The Australian Competition and Consumer Commission has today released a discussion paper seeking views on setting primary prices for the regulated fixed line services supplied using Telstra’s copper network.
This consultation is part of the ACCC’s inquiry into making final access determinations (FADs) for the seven regulated fixed line services. The primary prices are the monthly and usage charges paid for the regulated services and include charges for access services (such as the unconditioned local loop service) and for resale services (such as wholesale line rental and wholesale ADSL).
The ACCC uses a building block pricing method to set primary prices for the regulated fixed line services and has obtained expenditure and demand forecasts for the next five years from Telstra. Extracts of Telstra’s forecast information are published on the ACCC website and access seekers are able to obtain the full confidential version of Telstra’s forecasts and report.
“The ACCC is seeking views on several complex pricing issues it will consider during the FAD inquiry,” ACCC Commissioner Cristina Cifuentes said.
“These issues include an assessment of Telstra’s expenditure and demand forecasts, approaches to the allocation of costs to access services, the impacts of declining demand and the impact of Australia’s transition from Telstra’s copper network to the NBN.”
Submissions on the discussion paper are due by 26 September 2014. The ACCC expects to release a draft decision on the fixed line services FADs for comment in late 2014 and will consider whether there is a need to consult further before releasing its draft decision. The ACCC expects to make its final decision by mid-2015.
The discussion paper and further information on the ACCC’s fixed line services FAD inquiry are available at the Final Access Determination Inquiry webpage.

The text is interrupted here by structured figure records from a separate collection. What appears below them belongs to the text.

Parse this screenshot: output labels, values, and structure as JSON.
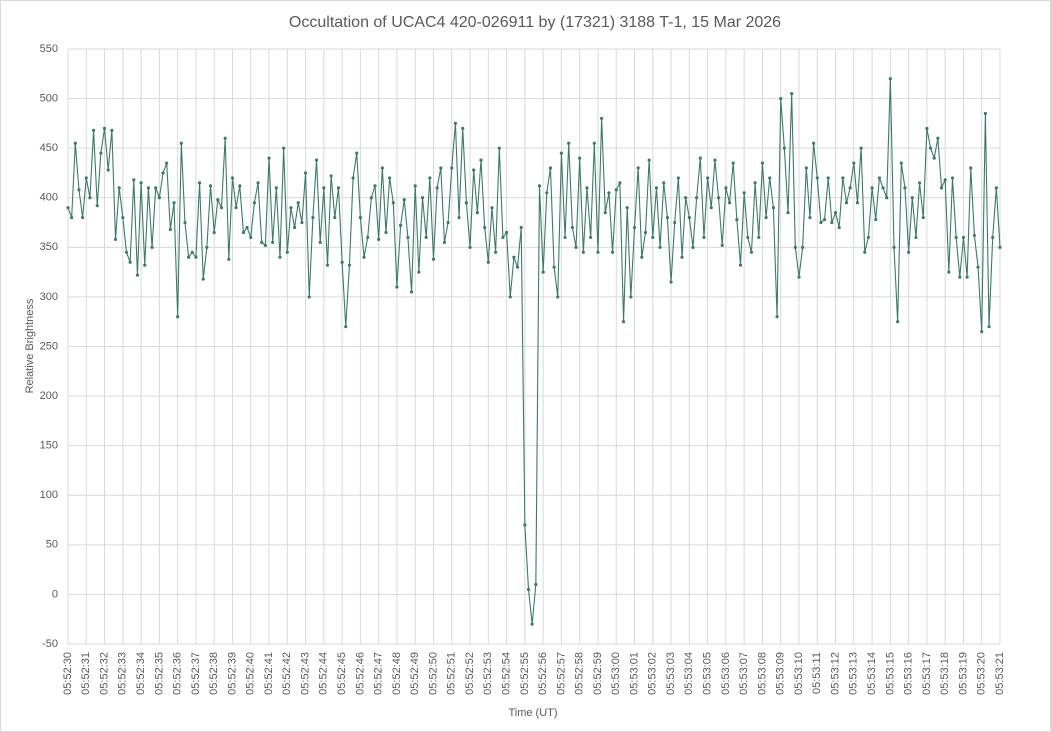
{
  "chart_data": {
    "type": "line",
    "title": "Occultation of UCAC4 420-026911 by (17321) 3188 T-1, 15 Mar 2026",
    "x_label": "Time (UT)",
    "y_label": "Relative Brightness",
    "color": "#3f7a65",
    "grid": true,
    "ylim": [
      -50,
      550
    ],
    "yticks": [
      -50,
      0,
      50,
      100,
      150,
      200,
      250,
      300,
      350,
      400,
      450,
      500,
      550
    ],
    "categories": [
      "05:52:30",
      null,
      null,
      null,
      null,
      "05:52:31",
      null,
      null,
      null,
      null,
      "05:52:32",
      null,
      null,
      null,
      null,
      "05:52:33",
      null,
      null,
      null,
      null,
      "05:52:34",
      null,
      null,
      null,
      null,
      "05:52:35",
      null,
      null,
      null,
      null,
      "05:52:36",
      null,
      null,
      null,
      null,
      "05:52:37",
      null,
      null,
      null,
      null,
      "05:52:38",
      null,
      null,
      null,
      null,
      "05:52:39",
      null,
      null,
      null,
      null,
      "05:52:40",
      null,
      null,
      null,
      null,
      "05:52:41",
      null,
      null,
      null,
      null,
      "05:52:42",
      null,
      null,
      null,
      null,
      "05:52:43",
      null,
      null,
      null,
      null,
      "05:52:44",
      null,
      null,
      null,
      null,
      "05:52:45",
      null,
      null,
      null,
      null,
      "05:52:46",
      null,
      null,
      null,
      null,
      "05:52:47",
      null,
      null,
      null,
      null,
      "05:52:48",
      null,
      null,
      null,
      null,
      "05:52:49",
      null,
      null,
      null,
      null,
      "05:52:50",
      null,
      null,
      null,
      null,
      "05:52:51",
      null,
      null,
      null,
      null,
      "05:52:52",
      null,
      null,
      null,
      null,
      "05:52:53",
      null,
      null,
      null,
      null,
      "05:52:54",
      null,
      null,
      null,
      null,
      "05:52:55",
      null,
      null,
      null,
      null,
      "05:52:56",
      null,
      null,
      null,
      null,
      "05:52:57",
      null,
      null,
      null,
      null,
      "05:52:58",
      null,
      null,
      null,
      null,
      "05:52:59",
      null,
      null,
      null,
      null,
      "05:53:00",
      null,
      null,
      null,
      null,
      "05:53:01",
      null,
      null,
      null,
      null,
      "05:53:02",
      null,
      null,
      null,
      null,
      "05:53:03",
      null,
      null,
      null,
      null,
      "05:53:04",
      null,
      null,
      null,
      null,
      "05:53:05",
      null,
      null,
      null,
      null,
      "05:53:06",
      null,
      null,
      null,
      null,
      "05:53:07",
      null,
      null,
      null,
      null,
      "05:53:08",
      null,
      null,
      null,
      null,
      "05:53:09",
      null,
      null,
      null,
      null,
      "05:53:10",
      null,
      null,
      null,
      null,
      "05:53:11",
      null,
      null,
      null,
      null,
      "05:53:12",
      null,
      null,
      null,
      null,
      "05:53:13",
      null,
      null,
      null,
      null,
      "05:53:14",
      null,
      null,
      null,
      null,
      "05:53:15",
      null,
      null,
      null,
      null,
      "05:53:16",
      null,
      null,
      null,
      null,
      "05:53:17",
      null,
      null,
      null,
      null,
      "05:53:18",
      null,
      null,
      null,
      null,
      "05:53:19",
      null,
      null,
      null,
      null,
      "05:53:20",
      null,
      null,
      null,
      null,
      "05:53:21"
    ],
    "values": [
      390,
      380,
      455,
      408,
      380,
      420,
      400,
      468,
      392,
      445,
      470,
      428,
      468,
      358,
      410,
      380,
      345,
      335,
      418,
      322,
      415,
      332,
      410,
      350,
      410,
      400,
      425,
      435,
      368,
      395,
      280,
      455,
      375,
      340,
      345,
      340,
      415,
      318,
      350,
      412,
      365,
      398,
      390,
      460,
      338,
      420,
      390,
      412,
      365,
      370,
      360,
      395,
      415,
      355,
      352,
      440,
      355,
      410,
      340,
      450,
      345,
      390,
      370,
      395,
      375,
      425,
      300,
      380,
      438,
      355,
      410,
      332,
      422,
      380,
      410,
      335,
      270,
      332,
      420,
      445,
      380,
      340,
      360,
      400,
      412,
      358,
      430,
      365,
      420,
      395,
      310,
      372,
      398,
      360,
      305,
      412,
      325,
      400,
      360,
      420,
      338,
      410,
      430,
      355,
      375,
      430,
      475,
      380,
      470,
      395,
      350,
      428,
      385,
      438,
      370,
      335,
      390,
      345,
      450,
      360,
      365,
      300,
      340,
      330,
      370,
      70,
      5,
      -30,
      10,
      412,
      325,
      405,
      430,
      330,
      300,
      445,
      360,
      455,
      370,
      350,
      440,
      345,
      410,
      360,
      455,
      345,
      480,
      385,
      405,
      345,
      408,
      415,
      275,
      390,
      300,
      370,
      430,
      340,
      365,
      438,
      360,
      410,
      350,
      415,
      380,
      315,
      375,
      420,
      340,
      400,
      380,
      350,
      400,
      440,
      360,
      420,
      390,
      438,
      400,
      352,
      410,
      395,
      435,
      378,
      332,
      405,
      360,
      345,
      415,
      360,
      435,
      380,
      420,
      390,
      280,
      500,
      450,
      385,
      505,
      350,
      320,
      350,
      430,
      380,
      455,
      420,
      375,
      378,
      420,
      375,
      385,
      370,
      420,
      395,
      410,
      435,
      395,
      450,
      345,
      360,
      410,
      378,
      420,
      410,
      400,
      520,
      350,
      275,
      435,
      410,
      345,
      400,
      360,
      415,
      380,
      470,
      450,
      440,
      460,
      410,
      418,
      325,
      420,
      360,
      320,
      360,
      320,
      430,
      362,
      330,
      265,
      485,
      270,
      360,
      410,
      350
    ]
  }
}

The ACCC has also commenced consultation on the primary price terms for the Domestic Transmission Capacity Service (DTCS) to be included in the DTCS FAD.
The DTCS discussion paper reviews the domestic benchmarking approach that was used in the 2012 DTCS FAD. The ACCC adopted this approach because prices on competitive DTCS routes provide a good guide to the prices that should prevail on non-competitive (regulated) routes.

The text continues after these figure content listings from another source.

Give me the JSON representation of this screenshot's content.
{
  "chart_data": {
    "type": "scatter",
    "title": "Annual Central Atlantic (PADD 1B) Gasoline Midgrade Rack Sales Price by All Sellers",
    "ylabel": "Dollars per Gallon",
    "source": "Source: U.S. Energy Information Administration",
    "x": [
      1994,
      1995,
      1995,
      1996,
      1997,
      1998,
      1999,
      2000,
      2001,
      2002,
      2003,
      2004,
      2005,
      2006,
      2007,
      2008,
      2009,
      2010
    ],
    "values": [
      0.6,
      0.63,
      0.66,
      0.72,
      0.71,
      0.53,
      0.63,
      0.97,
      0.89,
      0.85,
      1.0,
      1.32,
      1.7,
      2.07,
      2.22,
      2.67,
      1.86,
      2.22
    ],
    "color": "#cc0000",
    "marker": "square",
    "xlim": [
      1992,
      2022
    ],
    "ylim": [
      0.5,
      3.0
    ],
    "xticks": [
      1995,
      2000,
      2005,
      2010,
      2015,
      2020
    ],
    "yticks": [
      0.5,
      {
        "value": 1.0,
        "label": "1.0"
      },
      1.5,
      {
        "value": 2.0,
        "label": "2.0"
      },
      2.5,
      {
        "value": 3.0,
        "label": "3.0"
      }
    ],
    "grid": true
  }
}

“The ACCC is seeking input from stakeholders on a range of issues relevant to the price terms that will apply to the DTCS,” Ms Cifuentes said.
“In particular, we are interested in views about the continued use of the domestic benchmarking approach and whether there are other suitable methodologies that might be considered in pricing the DTCS.”

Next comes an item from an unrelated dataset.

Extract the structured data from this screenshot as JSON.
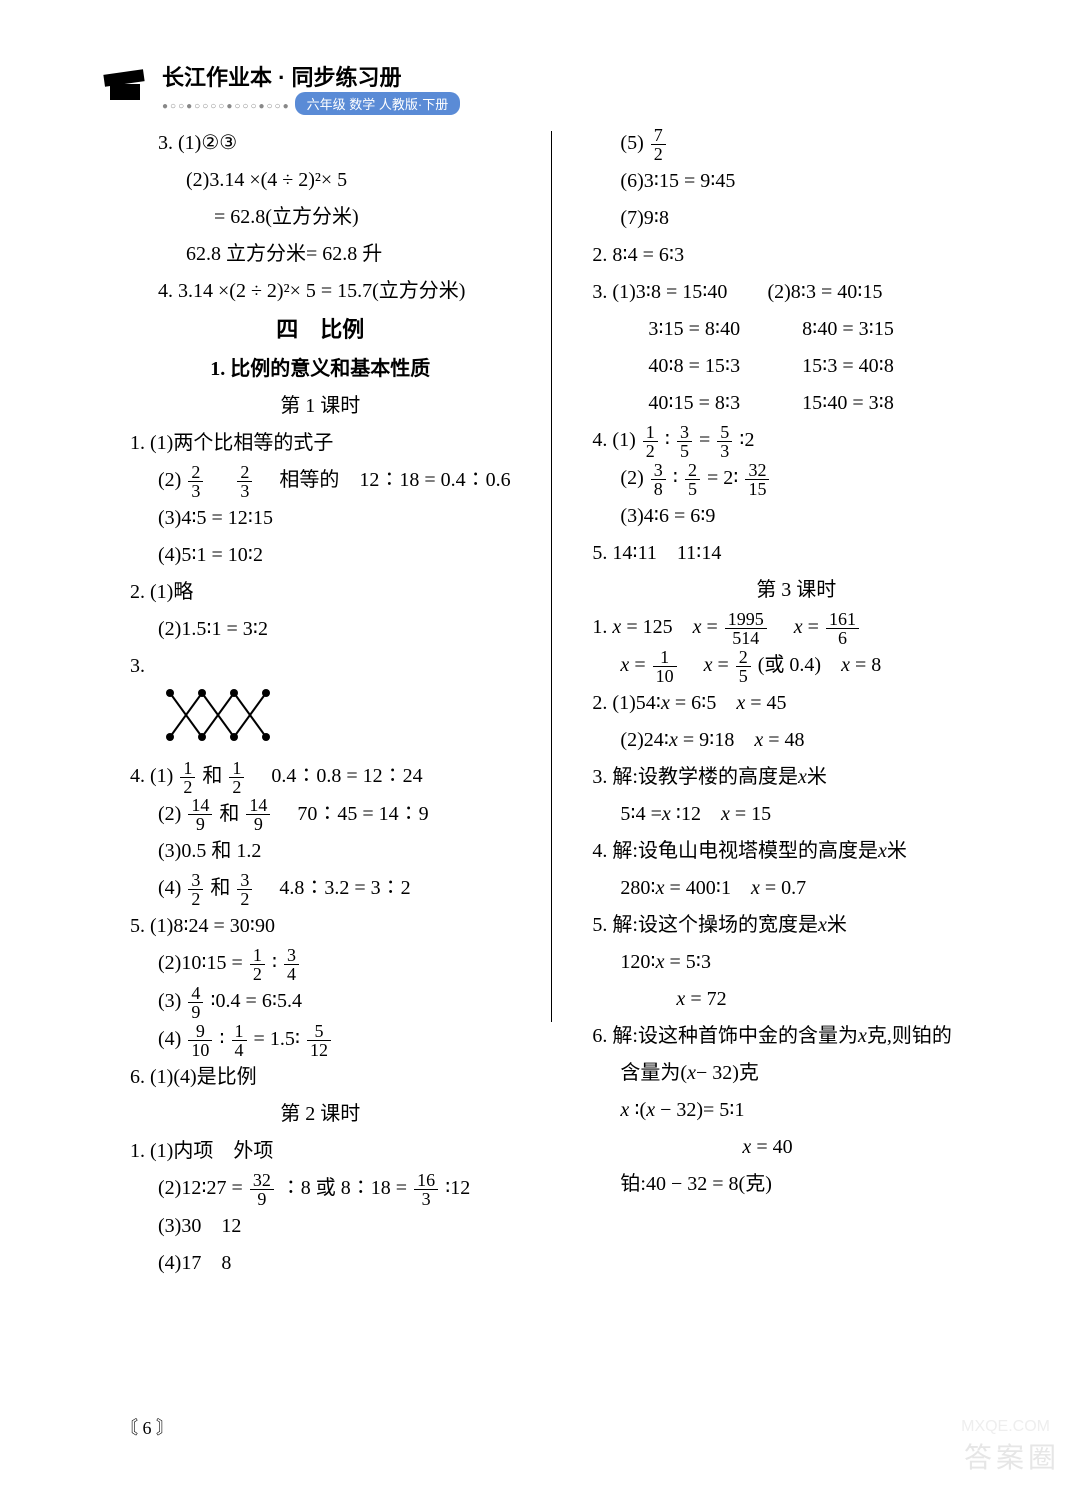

The ACCC is also seeking comment on how stakeholders might best participate in developing prices for the DTCS and, if domestic benchmarking is the preferred approach, how the regression model can be refined and improved. Stakeholders will have the opportunity to comment on the approach that is adopted to set prices as the Inquiry progresses.
Stakeholder responses to this consultation will be accepted until Friday 12 September 2014. Further information on the 2015 DTCS FAD inquiry is available on the 2015 DTCS FAD webpage.